Esiste un blob quantomeno rossastro, se non proprio rosso, che avvolge ancora determinati dibattiti, argomenti e decisioni. A tale riguardo è possibile fare molti esempi. La ricorrenza del 25 aprile è stata trasformata, da comunisti e post-comunisti, in una celebrazione delle gesta dei partigiani rossi, che ignora bellamente gli anglo-americani, fondamentali peraltro per la Liberazione, e l’apporto significativo degli antifascisti liberali, monarchici e cattolici. Il Pci e i suoi figli hanno sempre strumentalizzato il 25 aprile a loro uso e consumo, e guai a non festeggiarlo secondo i loro desideri, perché si diventa immediatamente fascisti, anche nel 2019. Alcuni trinariciuti neri, naturalmente da condannare, espongono uno striscione in onore di Benito Mussolini. Subito si mobilitano mezzi d’informazione e addirittura procure. Le facce contrite, come quella del giornalista Massimo Giannini, onnipresente in televisione, diventano urgentemente d’obbligo. Giorgia Meloni viene volgarmente presa in giro dai “tolleranti” di sinistra, ma il femminismo militante non ha tempo per lei. Matteo Salvini viene spesso invitato ad andarsene, da centri sociali ed estremisti di sinistra, non tanto dal governo del Paese, il che sarebbe accettabile in una normale dialettica politica, ma proprio all’altro mondo, attraverso minacce piuttosto esplicite. Eppure, le intimidazioni nei confronti di Salvini non indignano i benpensanti, già troppo stressati dagli striscioni neofascisti. La cappa rossastra avvolge, da almeno vent’anni, anche il dibattito sul taglio delle tasse e della spesa pubblica.
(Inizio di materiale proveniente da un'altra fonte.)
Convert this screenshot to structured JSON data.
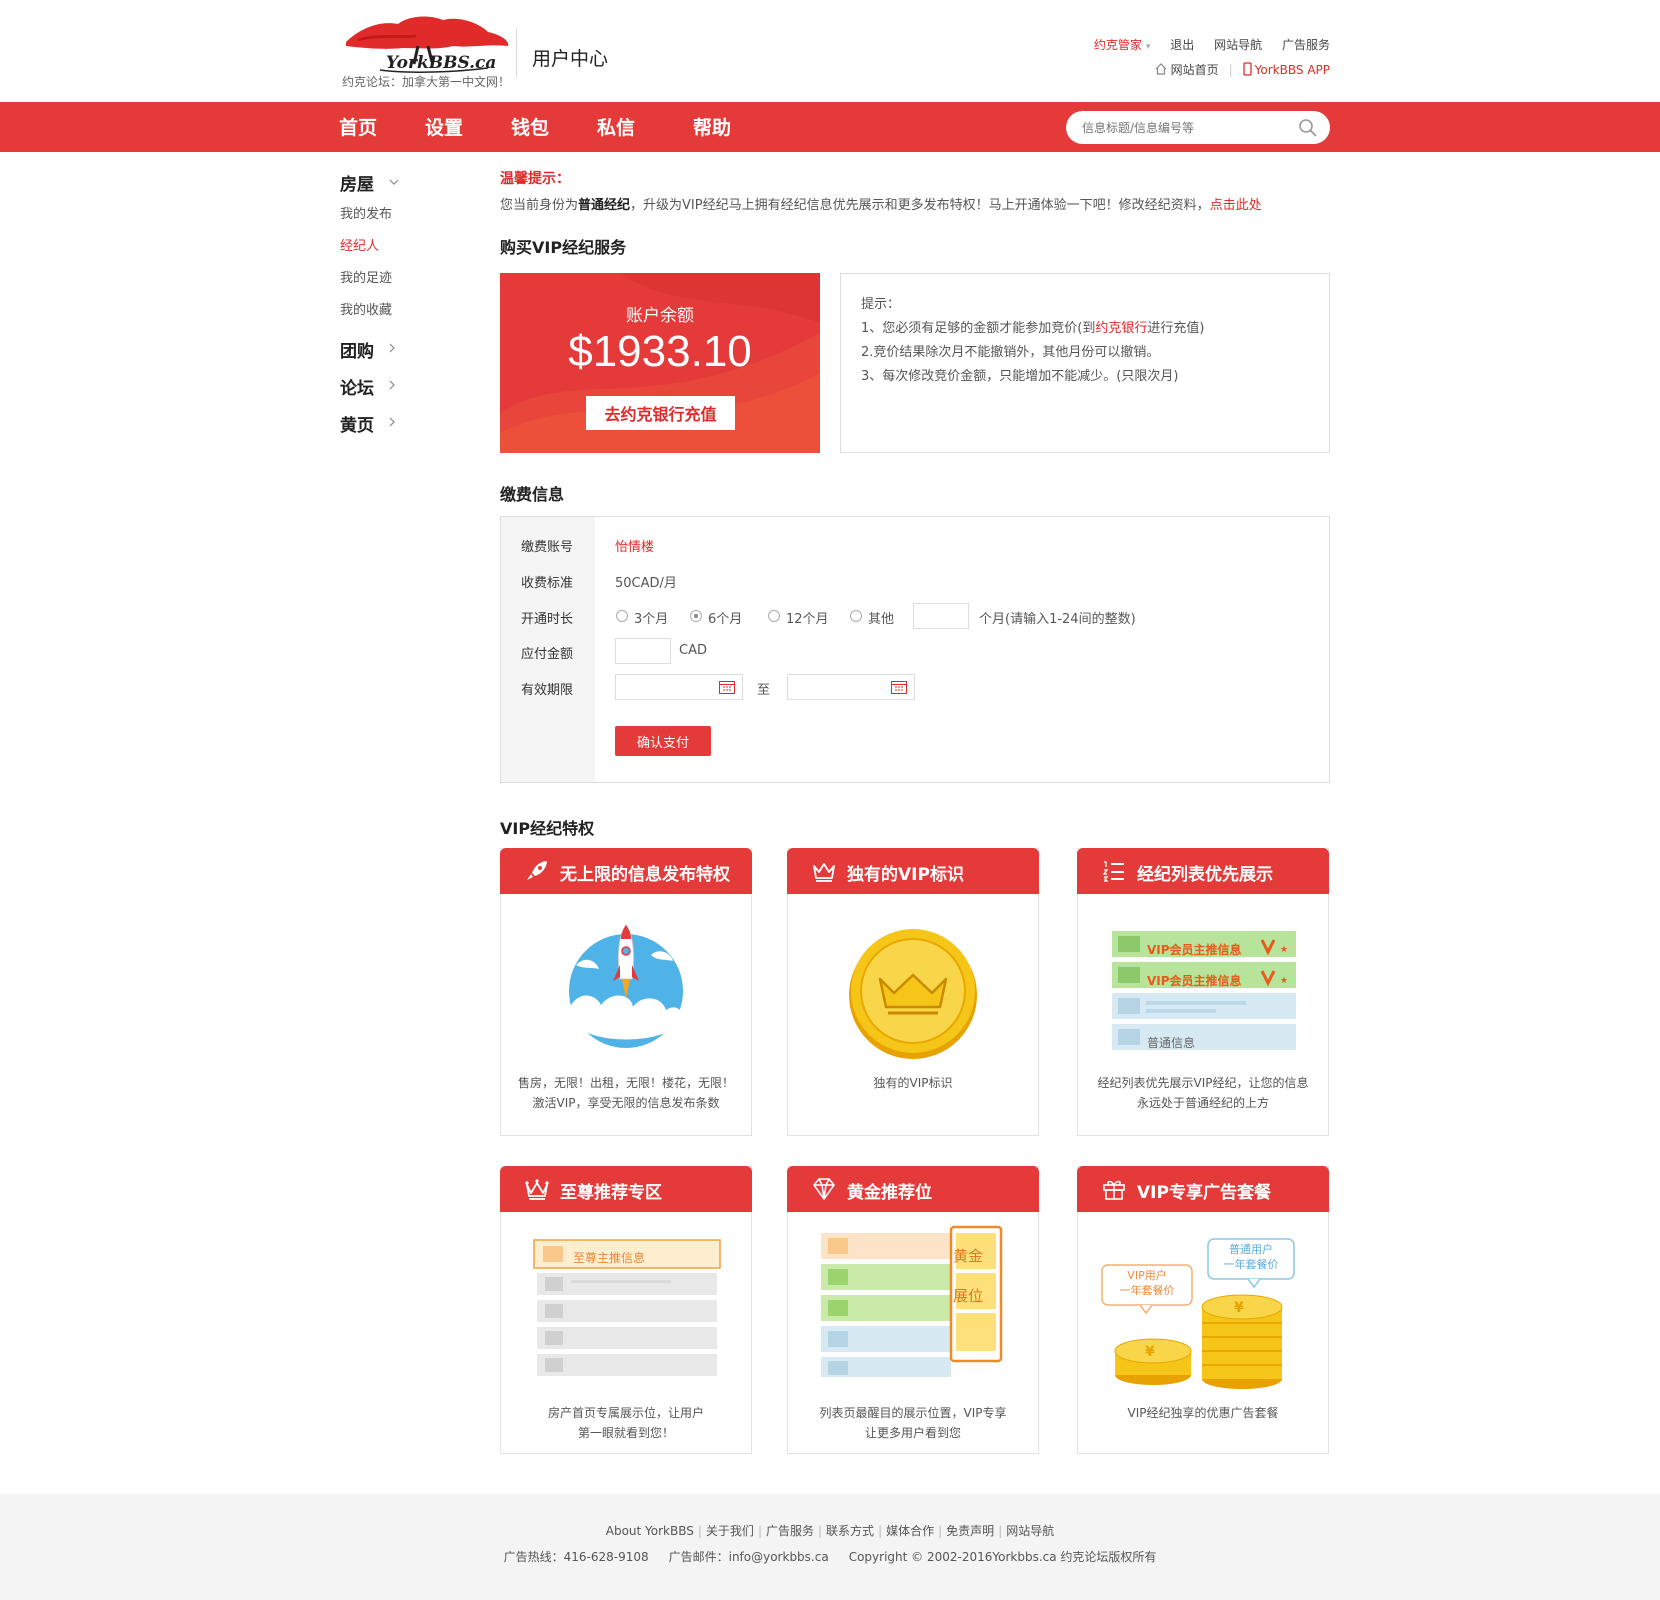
{
  "header": {
    "logo_text": "YorkBBS.ca",
    "logo_sub": "约克论坛：加拿大第一中文网！",
    "title": "用户中心",
    "top_links": [
      "约克管家",
      "退出",
      "网站导航",
      "广告服务"
    ],
    "home_link": "网站首页",
    "app_link": "YorkBBS APP"
  },
  "nav": {
    "items": [
      "首页",
      "设置",
      "钱包",
      "私信",
      "帮助"
    ],
    "search_placeholder": "信息标题/信息编号等"
  },
  "sidebar": {
    "sections": [
      {
        "label": "房屋",
        "children": [
          "我的发布",
          "经纪人",
          "我的足迹",
          "我的收藏"
        ],
        "active_child": "经纪人"
      },
      {
        "label": "团购"
      },
      {
        "label": "论坛"
      },
      {
        "label": "黄页"
      }
    ]
  },
  "notice": {
    "label": "温馨提示：",
    "pre": "您当前身份为",
    "status": "普通经纪",
    "mid": "，升级为VIP经纪马上拥有经纪信息优先展示和更多发布特权！马上开通体验一下吧！修改经纪资料，",
    "link": "点击此处"
  },
  "buy_section": {
    "title": "购买VIP经纪服务",
    "balance_label": "账户余额",
    "balance_amount": "$1933.10",
    "recharge_button": "去约克银行充值",
    "hint_title": "提示：",
    "hint1_pre": "1、您必须有足够的金额才能参加竞价(到",
    "hint1_link": "约克银行",
    "hint1_post": "进行充值)",
    "hint2": "2.竞价结果除次月不能撤销外，其他月份可以撤销。",
    "hint3": "3、每次修改竞价金额，只能增加不能减少。(只限次月)"
  },
  "payment": {
    "title": "缴费信息",
    "labels": {
      "account": "缴费账号",
      "standard": "收费标准",
      "duration": "开通时长",
      "amount": "应付金额",
      "validity": "有效期限"
    },
    "account_value": "怡情楼",
    "standard_value": "50CAD/月",
    "duration_options": [
      "3个月",
      "6个月",
      "12个月",
      "其他"
    ],
    "selected_duration": "6个月",
    "duration_suffix": "个月(请输入1-24间的整数)",
    "amount_unit": "CAD",
    "validity_to": "至",
    "confirm_button": "确认支付"
  },
  "privileges": {
    "title": "VIP经纪特权",
    "cards": [
      {
        "title": "无上限的信息发布特权",
        "icon": "rocket-icon",
        "desc1": "售房，无限！出租，无限！楼花，无限！",
        "desc2": "激活VIP，享受无限的信息发布条数"
      },
      {
        "title": "独有的VIP标识",
        "icon": "crown-icon",
        "desc1": "独有的VIP标识",
        "desc2": ""
      },
      {
        "title": "经纪列表优先展示",
        "icon": "list-icon",
        "desc1": "经纪列表优先展示VIP经纪，让您的信息",
        "desc2": "永远处于普通经纪的上方",
        "art_row1": "VIP会员主推信息",
        "art_row2": "VIP会员主推信息",
        "art_row4": "普通信息"
      },
      {
        "title": "至尊推荐专区",
        "icon": "queen-crown-icon",
        "desc1": "房产首页专属展示位，让用户",
        "desc2": "第一眼就看到您！",
        "art_row1": "至尊主推信息"
      },
      {
        "title": "黄金推荐位",
        "icon": "diamond-icon",
        "desc1": "列表页最醒目的展示位置，VIP专享",
        "desc2": "让更多用户看到您",
        "art_gold1": "黄金",
        "art_gold2": "展位"
      },
      {
        "title": "VIP专享广告套餐",
        "icon": "gift-icon",
        "desc1": "VIP经纪独享的优惠广告套餐",
        "desc2": "",
        "art_bubble1a": "VIP用户",
        "art_bubble1b": "一年套餐价",
        "art_bubble2a": "普通用户",
        "art_bubble2b": "一年套餐价"
      }
    ]
  },
  "footer": {
    "links": [
      "About YorkBBS",
      "关于我们",
      "广告服务",
      "联系方式",
      "媒体合作",
      "免责声明",
      "网站导航"
    ],
    "hotline": "广告热线：416-628-9108",
    "email": "广告邮件：info@yorkbbs.ca",
    "copyright": "Copyright © 2002-2016Yorkbbs.ca 约克论坛版权所有"
  },
  "colors": {
    "brand_red": "#e43a3a",
    "link_red": "#e12b2b",
    "gold": "#f5b400"
  }
}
In realtà, la questione è piuttosto semplice: è possibile ridurre l’imposizione fiscale solo se prima si provvede alla razionalizzazione e alla drastica diminuzione della spesa, altrimenti non se ne esce. Dopo eterne discussioni, che si trascinano stancamente da tanti anni, anche i sassi dovrebbero ormai conoscere questa elementare verità, tuttavia rimane ancora complicato, vedasi il confronto sulla flat tax, riformare fisco e stato sociale in Italia. Oltre alla subcultura rossa, occorre dirlo, ha sempre avuto un ruolo importante anche un determinato paternalismo cattolico, lasciato in eredità da quei democristiani con lo sguardo rivolto a sinistra.
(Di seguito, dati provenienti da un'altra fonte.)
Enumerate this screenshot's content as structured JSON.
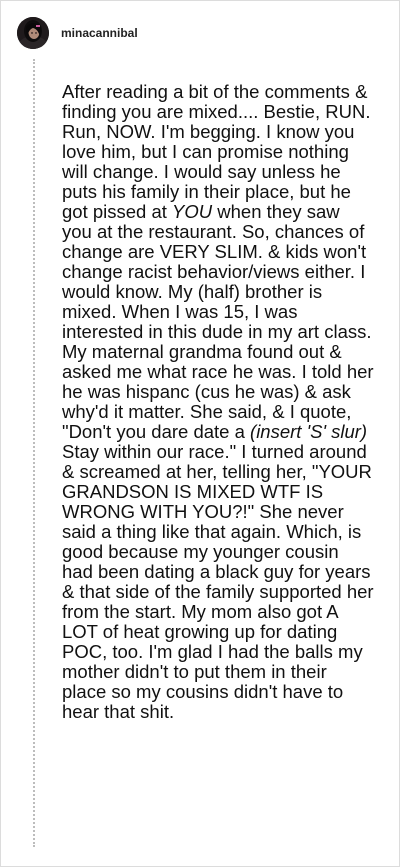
{
  "post": {
    "username": "minacannibal",
    "avatar_icon": "user-avatar-photo",
    "body": {
      "t1": "After reading a bit of the comments & finding you are mixed.... Bestie, RUN. Run, NOW. I'm begging. I know you love him, but I can promise nothing will change. I would say unless he puts his family in their place, but he got pissed at ",
      "e1": "YOU",
      "t2": " when they saw you at the restaurant. So, chances of change are VERY SLIM. & kids won't change racist behavior/views either. I would know. My (half) brother is mixed. When I was 15, I was interested in this dude in my art class. My maternal grandma found out & asked me what race he was. I told her he was hispanc (cus he was) & ask why'd it matter. She said, & I quote, \"Don't you dare date a ",
      "e2": "(insert 'S' slur)",
      "t3": " Stay within our race.\" I turned around & screamed at her, telling her, \"YOUR GRANDSON IS MIXED WTF IS WRONG WITH YOU?!\" She never said a thing like that again. Which, is good because my younger cousin had been dating a black guy for years & that side of the family supported her from the start. My mom also got A LOT of heat growing up for dating POC, too. I'm glad I had the balls my mother didn't to put them in their place so my cousins didn't have to hear that shit."
    }
  }
}
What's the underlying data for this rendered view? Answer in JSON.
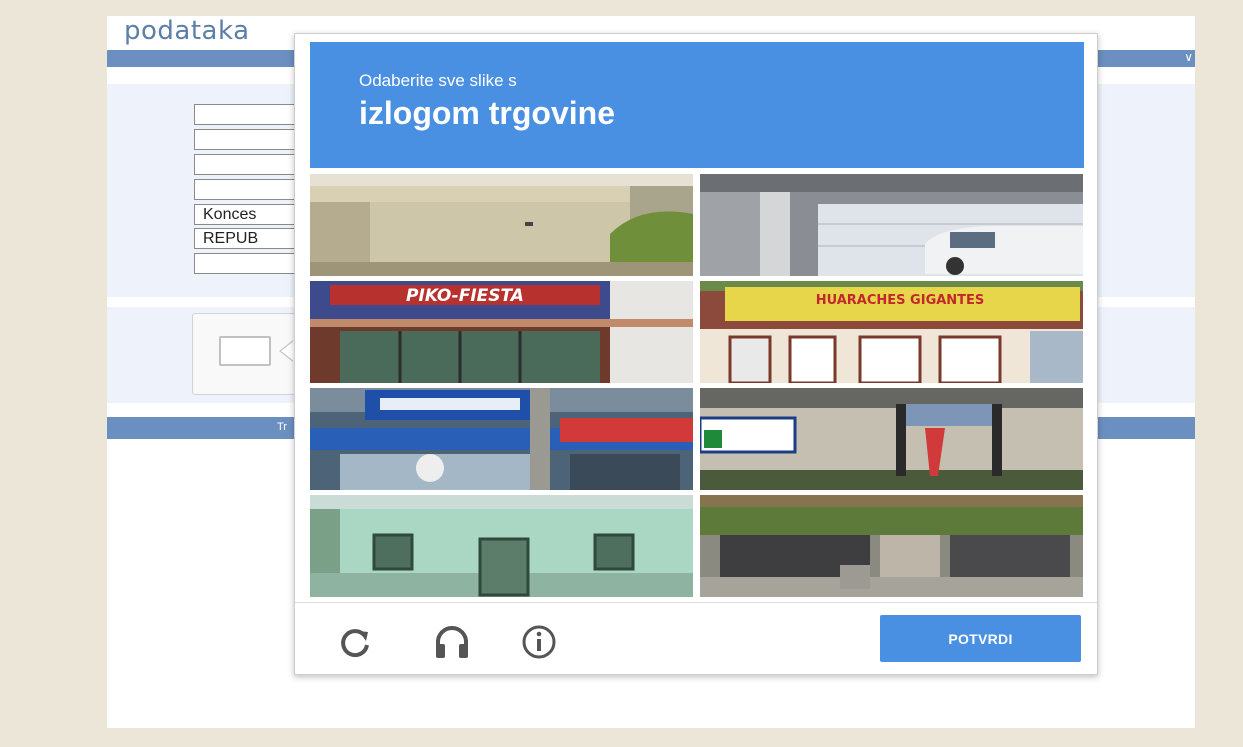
{
  "page": {
    "title": "podataka",
    "form_fields": [
      {
        "value": ""
      },
      {
        "value": ""
      },
      {
        "value": ""
      },
      {
        "value": ""
      },
      {
        "value": "Konces"
      },
      {
        "value": "REPUB"
      },
      {
        "value": ""
      }
    ],
    "bottom_bar_text": "Tr"
  },
  "captcha": {
    "instruction": "Odaberite sve slike s",
    "target": "izlogom trgovine",
    "tiles": [
      {
        "name": "tile-building-wall",
        "shop_sign": ""
      },
      {
        "name": "tile-garage-car",
        "shop_sign": ""
      },
      {
        "name": "tile-piko-fiesta-shop",
        "shop_sign": "PIKO-FIESTA"
      },
      {
        "name": "tile-huaraches-gigantes-shop",
        "shop_sign": "HUARACHES GIGANTES"
      },
      {
        "name": "tile-storefront-sign",
        "shop_sign": ""
      },
      {
        "name": "tile-roadside-sign",
        "shop_sign": ""
      },
      {
        "name": "tile-green-house",
        "shop_sign": ""
      },
      {
        "name": "tile-hedge-fence",
        "shop_sign": ""
      }
    ],
    "icons": [
      "reload-icon",
      "audio-icon",
      "info-icon"
    ],
    "verify_label": "POTVRDI"
  },
  "colors": {
    "accent": "#4a90e2",
    "page_bar": "#6b8fc0",
    "backdrop": "#ebe6d8"
  }
}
A parole, sono in tanti a volere tasse ragionevoli e una spesa pubblica sostenibile, ma quando bisogna passare ai fatti, nessuno vuole tagli e sacrifici nel proprio giardino, preferendo che si inizi sempre da qualche altra parte. Ma se non si comincia mai, trascorreranno altri vent’anni e il dibattito sulle tasse sarà il medesimo di oggi. Esistono poi la lesa maestà e il terrorismo psicologico, agitati come clava nei confronti di chiunque osi mettere in discussione la struttura dello stato sociale italiano. Anche coloro i quali hanno preso voti e vinto più volte le elezioni nel nome delle riforme fiscali e sociali, come il centrodestra berlusconiano, ad un certo punto hanno avuto paura di sfidare il pensiero unico statalista, derivante dal consociativismo Dc-Pci.
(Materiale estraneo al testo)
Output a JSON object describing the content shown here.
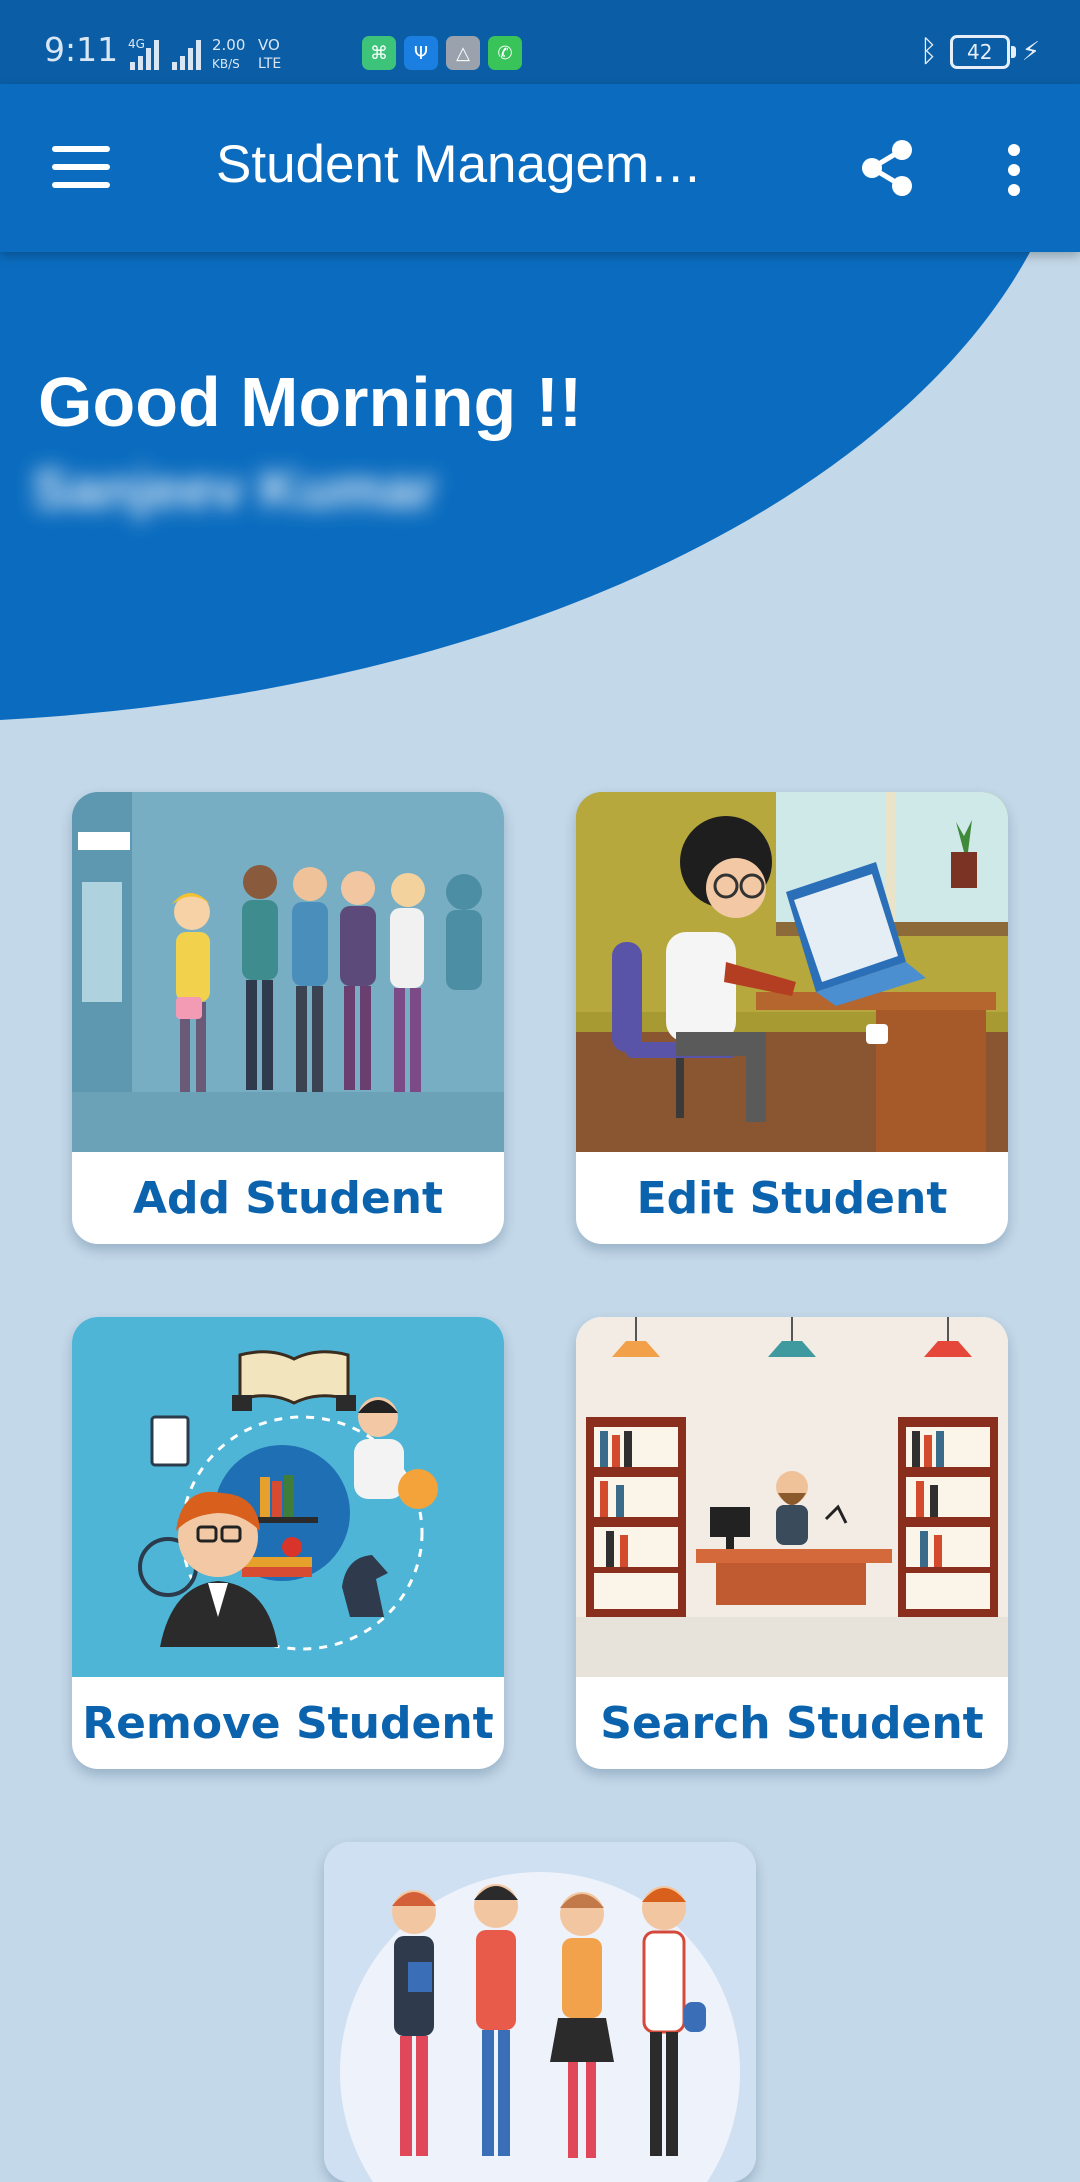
{
  "status_bar": {
    "time": "9:11",
    "network": "4G",
    "speed_value": "2.00",
    "speed_unit": "KB/S",
    "volte_top": "VO",
    "volte_bottom": "LTE",
    "battery_level": "42"
  },
  "app_bar": {
    "title": "Student Managem…",
    "menu_icon": "hamburger-menu-icon",
    "share_icon": "share-icon",
    "more_icon": "more-vert-icon"
  },
  "header": {
    "greeting": "Good Morning !!",
    "user_name": "Sanjeev Kumar"
  },
  "cards": {
    "add": {
      "label": "Add Student"
    },
    "edit": {
      "label": "Edit Student"
    },
    "remove": {
      "label": "Remove Student"
    },
    "search": {
      "label": "Search Student"
    }
  },
  "colors": {
    "primary": "#0b6cbf",
    "status_bar": "#0b5ea6",
    "background": "#c3d8e8",
    "card_label": "#0b63ae"
  }
}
Il vero cambiamento starebbe nel riuscire ad eliminare le “sinistre” incrostazioni del passato, ma occorre sudare sette camicie e forse qualcuna di più. Matteo Salvini può rappresentare una forte discontinuità, ma fino a quando l’alleato di governo della Lega sarà il M5S, non potremo farci grandi illusioni. La sinistra ideologica del Novecento non c’è più e il Partito democratico non se la passa granché bene, ma in compenso esiste il Movimento 5 Stelle, che è di sinistra de facto.